For a true display of strength and stamina, Fat Ankles is the one to face — this 45-foot route will have your calves on fire. Get ready for a lot of stemming, with some smearing just past the third bolt. The crux may be a stretch for the chains if you're not tall enough. While it's rated at 5.7, many feel it's more demanding, especially with the tricky finger grips in the middle.
The Black Cliffs deliver bouldering at its peak, literally
Bouldering at the Black Cliffs is a serious physical game, reserved for those who want to push their limits. Take on scrambles like Chicken Wings, a 65-foot, 5.11+ trek that begins with delicate, clear-cut moves on steep terrain. As you approach the roof, the intensity ramps up — the real crux comes after you pass over it, where you'll face thin moves on the headwall. Tough, exhilarating, and rewarding, only those who are experienced will find this venture stimulating, which takes place on predominantly smooth surfaces.
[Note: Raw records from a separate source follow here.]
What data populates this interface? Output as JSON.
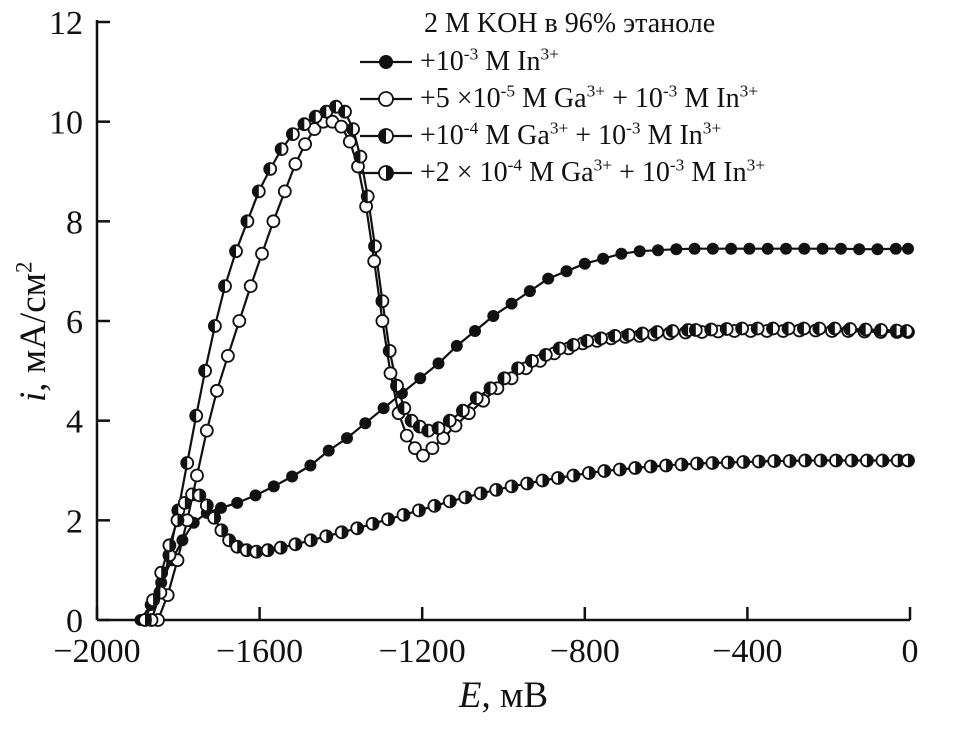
{
  "chart_data": {
    "type": "line",
    "legend_header": "2 М KOH в 96% этаноле",
    "legend_position": "top-inside",
    "grid": false,
    "xlabel": {
      "italic": "E",
      "rest": ", мВ"
    },
    "ylabel": {
      "italic": "i",
      "rest": ", мА/см^{2}"
    },
    "xlim": [
      -2000,
      0
    ],
    "ylim": [
      0,
      12
    ],
    "xticks": [
      -2000,
      -1600,
      -1200,
      -800,
      -400,
      0
    ],
    "xtick_labels": [
      "−2000",
      "−1600",
      "−1200",
      "−800",
      "−400",
      "0"
    ],
    "yticks": [
      0,
      2,
      4,
      6,
      8,
      10,
      12
    ],
    "ytick_labels": [
      "0",
      "2",
      "4",
      "6",
      "8",
      "10",
      "12"
    ],
    "colors": {
      "line": "#111111",
      "background": "#ffffff"
    },
    "series": [
      {
        "name": "+10^{-3} M In^{3+}",
        "marker": "filled-circle",
        "points": [
          [
            -1893,
            0
          ],
          [
            -1868,
            0.3
          ],
          [
            -1842,
            0.75
          ],
          [
            -1816,
            1.2
          ],
          [
            -1790,
            1.6
          ],
          [
            -1762,
            1.95
          ],
          [
            -1730,
            2.15
          ],
          [
            -1695,
            2.25
          ],
          [
            -1655,
            2.35
          ],
          [
            -1610,
            2.5
          ],
          [
            -1565,
            2.68
          ],
          [
            -1520,
            2.88
          ],
          [
            -1475,
            3.1
          ],
          [
            -1430,
            3.4
          ],
          [
            -1385,
            3.65
          ],
          [
            -1340,
            3.95
          ],
          [
            -1295,
            4.25
          ],
          [
            -1250,
            4.55
          ],
          [
            -1205,
            4.85
          ],
          [
            -1160,
            5.15
          ],
          [
            -1115,
            5.5
          ],
          [
            -1070,
            5.8
          ],
          [
            -1025,
            6.1
          ],
          [
            -980,
            6.35
          ],
          [
            -935,
            6.6
          ],
          [
            -890,
            6.85
          ],
          [
            -845,
            7.0
          ],
          [
            -800,
            7.15
          ],
          [
            -755,
            7.25
          ],
          [
            -710,
            7.35
          ],
          [
            -665,
            7.4
          ],
          [
            -620,
            7.42
          ],
          [
            -575,
            7.44
          ],
          [
            -530,
            7.45
          ],
          [
            -485,
            7.45
          ],
          [
            -440,
            7.45
          ],
          [
            -395,
            7.45
          ],
          [
            -350,
            7.45
          ],
          [
            -305,
            7.45
          ],
          [
            -260,
            7.45
          ],
          [
            -215,
            7.45
          ],
          [
            -170,
            7.45
          ],
          [
            -125,
            7.44
          ],
          [
            -80,
            7.44
          ],
          [
            -35,
            7.45
          ],
          [
            -5,
            7.45
          ]
        ]
      },
      {
        "name": "+5 ×10^{-5} M Ga^{3+} + 10^{-3} M In^{3+}",
        "marker": "open-circle",
        "points": [
          [
            -1850,
            0
          ],
          [
            -1826,
            0.5
          ],
          [
            -1802,
            1.2
          ],
          [
            -1778,
            2.0
          ],
          [
            -1754,
            2.9
          ],
          [
            -1730,
            3.8
          ],
          [
            -1705,
            4.6
          ],
          [
            -1678,
            5.3
          ],
          [
            -1650,
            6.0
          ],
          [
            -1622,
            6.7
          ],
          [
            -1594,
            7.35
          ],
          [
            -1566,
            8.0
          ],
          [
            -1538,
            8.6
          ],
          [
            -1512,
            9.15
          ],
          [
            -1488,
            9.55
          ],
          [
            -1465,
            9.85
          ],
          [
            -1443,
            10.0
          ],
          [
            -1421,
            10.0
          ],
          [
            -1399,
            9.9
          ],
          [
            -1378,
            9.6
          ],
          [
            -1358,
            9.1
          ],
          [
            -1338,
            8.3
          ],
          [
            -1318,
            7.2
          ],
          [
            -1298,
            6.0
          ],
          [
            -1278,
            4.95
          ],
          [
            -1258,
            4.15
          ],
          [
            -1238,
            3.7
          ],
          [
            -1218,
            3.45
          ],
          [
            -1198,
            3.3
          ],
          [
            -1175,
            3.45
          ],
          [
            -1148,
            3.65
          ],
          [
            -1118,
            3.9
          ],
          [
            -1085,
            4.15
          ],
          [
            -1050,
            4.4
          ],
          [
            -1015,
            4.65
          ],
          [
            -980,
            4.85
          ],
          [
            -945,
            5.05
          ],
          [
            -910,
            5.2
          ],
          [
            -875,
            5.35
          ],
          [
            -840,
            5.45
          ],
          [
            -805,
            5.55
          ],
          [
            -770,
            5.6
          ],
          [
            -735,
            5.65
          ],
          [
            -700,
            5.68
          ],
          [
            -665,
            5.7
          ],
          [
            -630,
            5.73
          ],
          [
            -592,
            5.75
          ],
          [
            -552,
            5.77
          ],
          [
            -512,
            5.78
          ],
          [
            -472,
            5.79
          ],
          [
            -432,
            5.8
          ],
          [
            -392,
            5.8
          ],
          [
            -352,
            5.8
          ],
          [
            -312,
            5.8
          ],
          [
            -272,
            5.81
          ],
          [
            -232,
            5.81
          ],
          [
            -192,
            5.8
          ],
          [
            -152,
            5.8
          ],
          [
            -112,
            5.79
          ],
          [
            -72,
            5.78
          ],
          [
            -32,
            5.78
          ],
          [
            -5,
            5.78
          ]
        ]
      },
      {
        "name": "+10^{-4} M Ga^{3+} + 10^{-3} M In^{3+}",
        "marker": "half-left-circle",
        "points": [
          [
            -1866,
            0
          ],
          [
            -1844,
            0.55
          ],
          [
            -1822,
            1.3
          ],
          [
            -1800,
            2.2
          ],
          [
            -1778,
            3.15
          ],
          [
            -1756,
            4.1
          ],
          [
            -1734,
            5.0
          ],
          [
            -1710,
            5.9
          ],
          [
            -1685,
            6.7
          ],
          [
            -1658,
            7.4
          ],
          [
            -1630,
            8.0
          ],
          [
            -1602,
            8.6
          ],
          [
            -1574,
            9.05
          ],
          [
            -1546,
            9.45
          ],
          [
            -1518,
            9.75
          ],
          [
            -1490,
            9.95
          ],
          [
            -1462,
            10.1
          ],
          [
            -1436,
            10.2
          ],
          [
            -1412,
            10.3
          ],
          [
            -1390,
            10.2
          ],
          [
            -1370,
            9.85
          ],
          [
            -1352,
            9.3
          ],
          [
            -1334,
            8.5
          ],
          [
            -1316,
            7.5
          ],
          [
            -1298,
            6.4
          ],
          [
            -1280,
            5.4
          ],
          [
            -1262,
            4.7
          ],
          [
            -1244,
            4.25
          ],
          [
            -1226,
            4.0
          ],
          [
            -1206,
            3.88
          ],
          [
            -1185,
            3.8
          ],
          [
            -1160,
            3.85
          ],
          [
            -1132,
            4.0
          ],
          [
            -1100,
            4.2
          ],
          [
            -1066,
            4.45
          ],
          [
            -1032,
            4.65
          ],
          [
            -998,
            4.85
          ],
          [
            -964,
            5.05
          ],
          [
            -930,
            5.2
          ],
          [
            -896,
            5.32
          ],
          [
            -862,
            5.45
          ],
          [
            -828,
            5.52
          ],
          [
            -794,
            5.6
          ],
          [
            -760,
            5.65
          ],
          [
            -726,
            5.7
          ],
          [
            -692,
            5.72
          ],
          [
            -658,
            5.75
          ],
          [
            -622,
            5.78
          ],
          [
            -584,
            5.8
          ],
          [
            -546,
            5.82
          ],
          [
            -527,
            5.82
          ],
          [
            -489,
            5.83
          ],
          [
            -451,
            5.84
          ],
          [
            -413,
            5.85
          ],
          [
            -375,
            5.85
          ],
          [
            -337,
            5.85
          ],
          [
            -299,
            5.85
          ],
          [
            -261,
            5.85
          ],
          [
            -223,
            5.85
          ],
          [
            -185,
            5.85
          ],
          [
            -147,
            5.84
          ],
          [
            -109,
            5.83
          ],
          [
            -71,
            5.82
          ],
          [
            -33,
            5.81
          ],
          [
            -8,
            5.8
          ]
        ]
      },
      {
        "name": "+2 × 10^{-4} M Ga^{3+} + 10^{-3} M In^{3+}",
        "marker": "half-right-circle",
        "points": [
          [
            -1882,
            0
          ],
          [
            -1862,
            0.4
          ],
          [
            -1842,
            0.95
          ],
          [
            -1822,
            1.5
          ],
          [
            -1802,
            2.0
          ],
          [
            -1784,
            2.35
          ],
          [
            -1766,
            2.52
          ],
          [
            -1748,
            2.5
          ],
          [
            -1730,
            2.3
          ],
          [
            -1712,
            2.05
          ],
          [
            -1694,
            1.8
          ],
          [
            -1675,
            1.6
          ],
          [
            -1655,
            1.47
          ],
          [
            -1632,
            1.4
          ],
          [
            -1608,
            1.37
          ],
          [
            -1580,
            1.4
          ],
          [
            -1548,
            1.45
          ],
          [
            -1512,
            1.52
          ],
          [
            -1474,
            1.6
          ],
          [
            -1436,
            1.68
          ],
          [
            -1398,
            1.76
          ],
          [
            -1360,
            1.84
          ],
          [
            -1322,
            1.93
          ],
          [
            -1284,
            2.02
          ],
          [
            -1246,
            2.11
          ],
          [
            -1208,
            2.2
          ],
          [
            -1170,
            2.29
          ],
          [
            -1132,
            2.38
          ],
          [
            -1094,
            2.46
          ],
          [
            -1056,
            2.54
          ],
          [
            -1018,
            2.61
          ],
          [
            -980,
            2.68
          ],
          [
            -942,
            2.74
          ],
          [
            -904,
            2.8
          ],
          [
            -866,
            2.85
          ],
          [
            -828,
            2.9
          ],
          [
            -790,
            2.95
          ],
          [
            -752,
            2.99
          ],
          [
            -714,
            3.02
          ],
          [
            -676,
            3.05
          ],
          [
            -638,
            3.08
          ],
          [
            -600,
            3.1
          ],
          [
            -562,
            3.12
          ],
          [
            -524,
            3.14
          ],
          [
            -486,
            3.15
          ],
          [
            -448,
            3.16
          ],
          [
            -410,
            3.17
          ],
          [
            -372,
            3.18
          ],
          [
            -334,
            3.19
          ],
          [
            -296,
            3.19
          ],
          [
            -258,
            3.2
          ],
          [
            -220,
            3.2
          ],
          [
            -182,
            3.2
          ],
          [
            -144,
            3.2
          ],
          [
            -106,
            3.2
          ],
          [
            -68,
            3.2
          ],
          [
            -30,
            3.2
          ],
          [
            -5,
            3.2
          ]
        ]
      }
    ]
  }
}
Pizza Face is a 5.11c bouldering route that offers a consistent yet high-skill sequence right from the start. The first half demands careful moves and precise technique, but once you hit the fourth bolt, the hardest part will be behind you. Remember to stick clip the first bolt for an easier start, and then you're on your way to finish strong.
The magical views from both the base and the summit at the Black Cliffs are absolutely stunning — every pursuit is truly gratifying. Each journey here is both a physical and mental feat, and the vistas on top provide the perfect payoff for your effort. So, when the great outdoors call your name, make sure you're equipped with the best travel gear, (like the Nomatic Packing Cubes), for the adventure ahead.